In contrast, CS-induced MP production was suppressed by pan-caspase inhibitor ZVAD-FMK. Interestingly, Rho kinase mediated thrombin-induced MP production in microvascular EC, but was also dependent on caspase activity, while in our studies Rho kinase inhibition did not prevent CS-induced MP generation, which was mainly regulated by caspase mechanism. These data suggest that caspase activation may trigger both Rho-dependent and -independent mechanisms of MP production, which may be dictated by cell type and specific pathologic stimulation.

Potent inhibitory effects of ZVAD may suggest apoptotic mechanism of CS-induced MP production. Furthermore, measurable levels of MPs expressing phosphatidylserine and labeling annexin V can be detected under the present experimental conditions and could reflect on endothelial apoptosis.[19] However, previous studies noted modest effects of CS on apoptotic rates,[82021] which are consistent with the results of this study. Interestingly, LPS that caused pronounced endothelial cell apoptosis showed no significant effects on MP production in our model (Fig. 3). These data strongly suggest that caspase-dependent mechanism of CS-induced MP generation by pulmonary endothelium is independent on apoptotic pathway, as it has been reported earlier for thrombin-induced endothelial MP release.[15] Collectively, these data support emerging role of caspase activities in nonapoptotic cellular functions[22] and suggest a novel nonapoptotic function for caspase signaling in CS-induced MP production.

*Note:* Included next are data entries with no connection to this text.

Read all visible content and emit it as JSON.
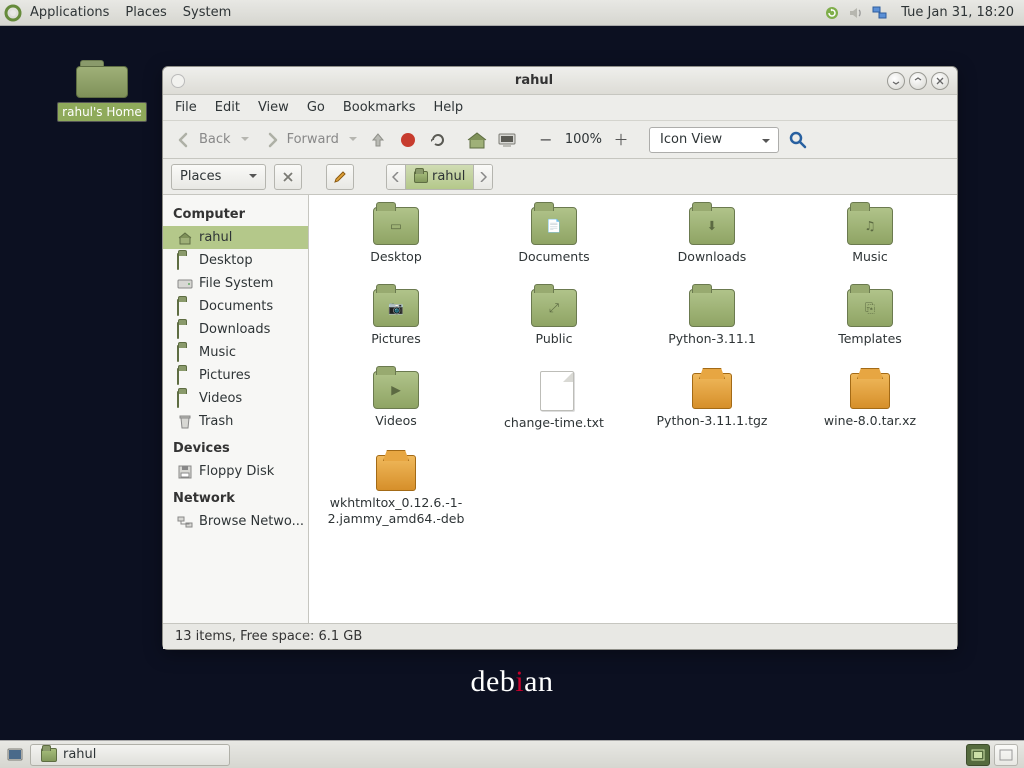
{
  "panel": {
    "menus": [
      "Applications",
      "Places",
      "System"
    ],
    "clock": "Tue Jan 31, 18:20"
  },
  "desktop": {
    "home_icon": "rahul's Home"
  },
  "taskbar": {
    "active": "rahul"
  },
  "debian_text": "debian",
  "window": {
    "title": "rahul",
    "menus": [
      "File",
      "Edit",
      "View",
      "Go",
      "Bookmarks",
      "Help"
    ],
    "toolbar": {
      "back": "Back",
      "forward": "Forward",
      "zoom": "100%",
      "view_mode": "Icon View"
    },
    "places_label": "Places",
    "breadcrumb": "rahul",
    "sidebar": {
      "computer": "Computer",
      "devices": "Devices",
      "network": "Network",
      "items_computer": [
        "rahul",
        "Desktop",
        "File System",
        "Documents",
        "Downloads",
        "Music",
        "Pictures",
        "Videos",
        "Trash"
      ],
      "items_devices": [
        "Floppy Disk"
      ],
      "items_network": [
        "Browse Netwo..."
      ]
    },
    "files": [
      {
        "name": "Desktop",
        "kind": "folder",
        "glyph": "▭"
      },
      {
        "name": "Documents",
        "kind": "folder",
        "glyph": "📄"
      },
      {
        "name": "Downloads",
        "kind": "folder",
        "glyph": "⬇"
      },
      {
        "name": "Music",
        "kind": "folder",
        "glyph": "♫"
      },
      {
        "name": "Pictures",
        "kind": "folder",
        "glyph": "📷"
      },
      {
        "name": "Public",
        "kind": "folder",
        "glyph": "⤢"
      },
      {
        "name": "Python-3.11.1",
        "kind": "folder",
        "glyph": ""
      },
      {
        "name": "Templates",
        "kind": "folder",
        "glyph": "⎘"
      },
      {
        "name": "Videos",
        "kind": "folder",
        "glyph": "▶"
      },
      {
        "name": "change-time.txt",
        "kind": "text"
      },
      {
        "name": "Python-3.11.1.tgz",
        "kind": "pkg"
      },
      {
        "name": "wine-8.0.tar.xz",
        "kind": "pkg"
      },
      {
        "name": "wkhtmltox_0.12.6.-1-2.jammy_amd64.-deb",
        "kind": "pkg",
        "tall": true
      }
    ],
    "status": "13 items, Free space: 6.1 GB"
  }
}
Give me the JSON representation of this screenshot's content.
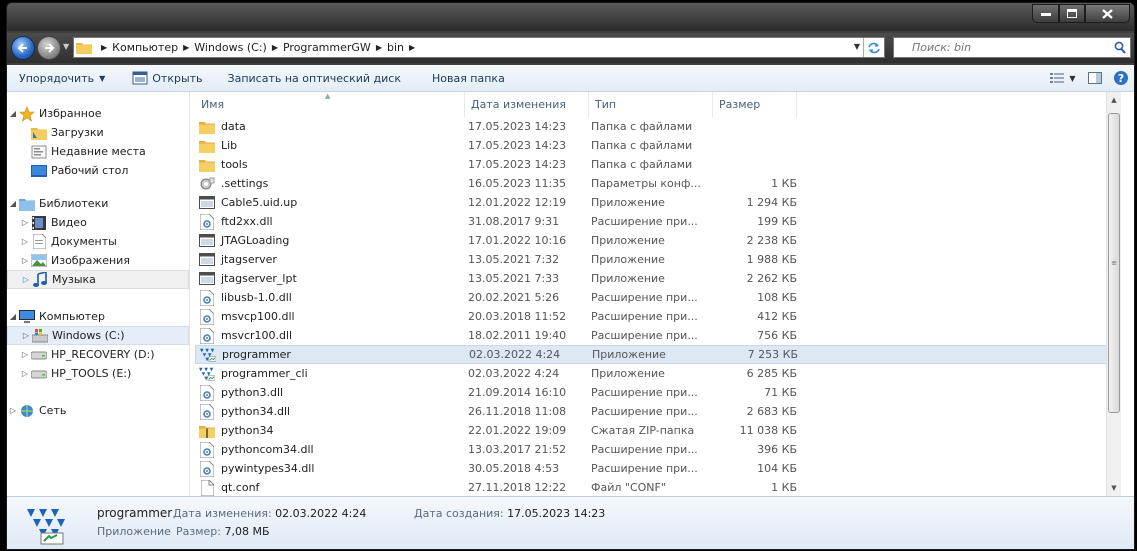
{
  "window": {
    "controls": {
      "minimize": "–",
      "maximize": "□",
      "close": "x"
    }
  },
  "address": {
    "crumbs": [
      "Компьютер",
      "Windows (C:)",
      "ProgrammerGW",
      "bin"
    ],
    "search_placeholder": "Поиск: bin"
  },
  "toolbar": {
    "organize": "Упорядочить",
    "open": "Открыть",
    "burn": "Записать на оптический диск",
    "new_folder": "Новая папка"
  },
  "nav": {
    "favorites": "Избранное",
    "downloads": "Загрузки",
    "recent": "Недавние места",
    "desktop": "Рабочий стол",
    "libraries": "Библиотеки",
    "video": "Видео",
    "documents": "Документы",
    "images": "Изображения",
    "music": "Музыка",
    "computer": "Компьютер",
    "drive_c": "Windows (C:)",
    "drive_d": "HP_RECOVERY (D:)",
    "drive_e": "HP_TOOLS (E:)",
    "network": "Сеть"
  },
  "columns": {
    "name": "Имя",
    "date": "Дата изменения",
    "type": "Тип",
    "size": "Размер"
  },
  "files": [
    {
      "icon": "folder",
      "name": "data",
      "date": "17.05.2023 14:23",
      "type": "Папка с файлами",
      "size": ""
    },
    {
      "icon": "folder",
      "name": "Lib",
      "date": "17.05.2023 14:23",
      "type": "Папка с файлами",
      "size": ""
    },
    {
      "icon": "folder",
      "name": "tools",
      "date": "17.05.2023 14:23",
      "type": "Папка с файлами",
      "size": ""
    },
    {
      "icon": "settings",
      "name": ".settings",
      "date": "16.05.2023 11:35",
      "type": "Параметры конф...",
      "size": "1 КБ"
    },
    {
      "icon": "app",
      "name": "Cable5.uid.up",
      "date": "12.01.2022 12:19",
      "type": "Приложение",
      "size": "1 294 КБ"
    },
    {
      "icon": "dll",
      "name": "ftd2xx.dll",
      "date": "31.08.2017 9:31",
      "type": "Расширение при...",
      "size": "199 КБ"
    },
    {
      "icon": "app",
      "name": "JTAGLoading",
      "date": "17.01.2022 10:16",
      "type": "Приложение",
      "size": "2 238 КБ"
    },
    {
      "icon": "app",
      "name": "jtagserver",
      "date": "13.05.2021 7:32",
      "type": "Приложение",
      "size": "1 988 КБ"
    },
    {
      "icon": "app",
      "name": "jtagserver_lpt",
      "date": "13.05.2021 7:33",
      "type": "Приложение",
      "size": "2 262 КБ"
    },
    {
      "icon": "dll",
      "name": "libusb-1.0.dll",
      "date": "20.02.2021 5:26",
      "type": "Расширение при...",
      "size": "108 КБ"
    },
    {
      "icon": "dll",
      "name": "msvcp100.dll",
      "date": "20.03.2018 11:52",
      "type": "Расширение при...",
      "size": "412 КБ"
    },
    {
      "icon": "dll",
      "name": "msvcr100.dll",
      "date": "18.02.2011 19:40",
      "type": "Расширение при...",
      "size": "756 КБ"
    },
    {
      "icon": "programmer",
      "name": "programmer",
      "date": "02.03.2022 4:24",
      "type": "Приложение",
      "size": "7 253 КБ",
      "selected": true
    },
    {
      "icon": "programmer",
      "name": "programmer_cli",
      "date": "02.03.2022 4:24",
      "type": "Приложение",
      "size": "6 285 КБ"
    },
    {
      "icon": "dll",
      "name": "python3.dll",
      "date": "21.09.2014 16:10",
      "type": "Расширение при...",
      "size": "71 КБ"
    },
    {
      "icon": "dll",
      "name": "python34.dll",
      "date": "26.11.2018 11:08",
      "type": "Расширение при...",
      "size": "2 683 КБ"
    },
    {
      "icon": "zip",
      "name": "python34",
      "date": "22.01.2022 19:09",
      "type": "Сжатая ZIP-папка",
      "size": "11 038 КБ"
    },
    {
      "icon": "dll",
      "name": "pythoncom34.dll",
      "date": "13.03.2017 21:52",
      "type": "Расширение при...",
      "size": "396 КБ"
    },
    {
      "icon": "dll",
      "name": "pywintypes34.dll",
      "date": "30.05.2018 4:53",
      "type": "Расширение при...",
      "size": "104 КБ"
    },
    {
      "icon": "file",
      "name": "qt.conf",
      "date": "27.11.2018 12:22",
      "type": "Файл \"CONF\"",
      "size": "1 КБ"
    }
  ],
  "details": {
    "name": "programmer",
    "type": "Приложение",
    "modified_label": "Дата изменения:",
    "modified_value": "02.03.2022 4:24",
    "size_label": "Размер:",
    "size_value": "7,08 МБ",
    "created_label": "Дата создания:",
    "created_value": "17.05.2023 14:23"
  }
}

Endothelium-derived MP have been recognized as important signal transmitters, which may act as both pro- and anti-inflammatory stimuli, exhibit prothrombotic activity[23] or be involved in communication between different cell types.[24] We might speculate that MP generated locally by the lung endothelium as result of suboptimal mechanical ventilation may transmit pathological signals distantly and thus contribute to generalized responses to mechanical ventilation known as multiple organ dysfunction syndrome. Alternatively, measuring circulating MPs could be a potential biomarker of endothelial injury in VILI. These potentially important mechanisms require further investigation to test these hypotheses.